To eat a flower always seems rather strange and indulgent – feasting on delicate aromas and textures that have not had the chance to fill out into the juicy, satisfying substantiality of fruit. To eat a flower is almost to consume an idea of fruit, the logic of its imminent architecture in the flower’s shape, the soul of the plant hovering in its fragrance. I always tend to see the world through hyper-poetic glasses, but isn’t eating a flower savage and elegant all at once? And to drink a flower, to make it into wine: that borders on the magical.
Below is a photograph of the recipe I copied into my journal in June of 2004 at Old Chapel Farm, on which I based my recipe this year, 10 years later. It’s a little off, but a good record of my personal history of elderflower and a fair starting point for a recipe. 5 lbs of sugar should really be 5 kilos (roughly 12 lbs). This time, I used more flower heads to ensure the floral taste, as well as a splosh of black tea for tannin. And I used a commercial wine yeast suited to delicate floral flavors. After fermenting in the brew bucket for about two weeks, I transferred it to the glass carboy with an airlock, and I can report that it is still bubbling slowly several weeks later. Next year, in June, we’ll hopefully be drinking it!

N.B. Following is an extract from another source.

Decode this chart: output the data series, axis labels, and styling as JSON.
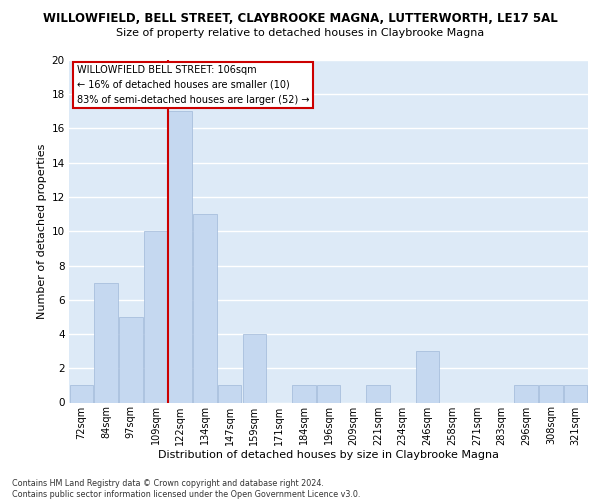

I absolutely love elderflower! My sister-in-law lives in Stockholm and I think the Swedes are as crazy about elderflower as the Brits. A couple of winters ago she brought us some homemade elderflower champagne and I couldn’t get over how wonderful it was to have this lively, spritzy beverage that screamed “Spring!!!” – right in the dead of winter. Delicious. So much more going on than just a “glucose wine”. I have spent many springs/summers looking for it here in Central Texas, pulling off highways to trample through poison ivy along little creeks, and no luck. I was starting to think it just didn’t grow here at all, even though I’d found a couple of internet reportings of it growing along the San Marcos River. But I am happy to report that about a month ago, while walking Austin’s new boardwalk extension to its hike and bike trail on Town Lake, I finally spotted three elderflower bushes. Oh happy day! I didn’t have enough to make champagne or wine so I just made a couple of jars of infused syrup – they lasted about two weeks 🙂 Still, knowing it does, in fact, grow where I live means (I think) many future sightings. Thanks for the post!